Cet automne, Desjardins s'est lancé dans la gestion de patrimoine. La coopérative n'est pas la seule: de plus en plus d'entreprises offrent ce type de services.

Mis à jour le 19 nov. 2013
Nathalie Côté LA PRESSE

L'importance croissante de ce créneau n'est pas le fruit du hasard. «Les besoins sont plus grands avec le vieillissement de la population, explique Jocelyne Houle-LeSarge, présidente-directrice générale de l'Institut québécois de planification financière. Il y a également eu plusieurs soubresauts dans l'économie ces dernières années. De plus, plusieurs personnes sont sans fonds de pension, aujourd'hui.» Les produits financiers sont aussi plus diversifiés et plus complexes qu'auparavant.

Qui s'occupera de vous?

Desjardins a regroupé différents services, puis a embauché et formé des planificateurs financiers pour proposer des services de gestion de patrimoine. À l'image de médecins généralistes, ils examinent la situation globale de la personne et la dirigent vers des spécialistes au besoin. «Il conçoit un plan financier, précise Marc Dubuc, directeur principal, stratégies marketing et gestion de l'offre, chez Desjardins Gestion de patrimoine. L'avantage, c'est que le document reste, même si un intervenant change en cours de route.» Évidemment, la stratégie doit être revue lors de changements dans la vie du client.
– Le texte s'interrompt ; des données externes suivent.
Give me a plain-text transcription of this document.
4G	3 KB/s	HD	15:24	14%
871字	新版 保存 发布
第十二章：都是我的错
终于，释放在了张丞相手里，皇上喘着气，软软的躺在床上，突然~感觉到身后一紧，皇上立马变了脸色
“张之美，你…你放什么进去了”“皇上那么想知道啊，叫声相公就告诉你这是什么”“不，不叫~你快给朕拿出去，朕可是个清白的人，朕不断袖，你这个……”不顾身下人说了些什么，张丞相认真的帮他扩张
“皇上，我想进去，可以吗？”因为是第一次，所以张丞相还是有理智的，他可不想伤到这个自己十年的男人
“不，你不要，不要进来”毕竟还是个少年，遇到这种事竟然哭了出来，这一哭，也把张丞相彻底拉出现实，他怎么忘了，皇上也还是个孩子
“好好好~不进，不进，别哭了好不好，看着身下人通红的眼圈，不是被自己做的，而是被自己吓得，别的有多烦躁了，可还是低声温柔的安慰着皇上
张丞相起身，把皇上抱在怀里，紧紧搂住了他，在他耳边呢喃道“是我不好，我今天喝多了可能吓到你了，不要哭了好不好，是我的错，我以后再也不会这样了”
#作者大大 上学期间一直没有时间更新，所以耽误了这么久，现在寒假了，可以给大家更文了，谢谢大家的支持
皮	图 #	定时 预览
Plusieurs entreprises proposent des services semblables. Qui choisir entre l'institution financière, la grande firme et le conseiller indépendant? «L'important, c'est que le planificateur soit en règle et qu'il ait différents spécialistes dans son entourage, note Jocelyne Houle-LeSarge. Ce n'est pas la bâtisse et le nombre d'employés qui font la différence, mais l'individu. Il faut être à l'aise avec lui.» Certains planificateurs financiers sont spécialisés dans un domaine ou dans un type de clientèle. Les modes de rémunération peuvent varier. Les gens ont donc intérêt à poser des questions.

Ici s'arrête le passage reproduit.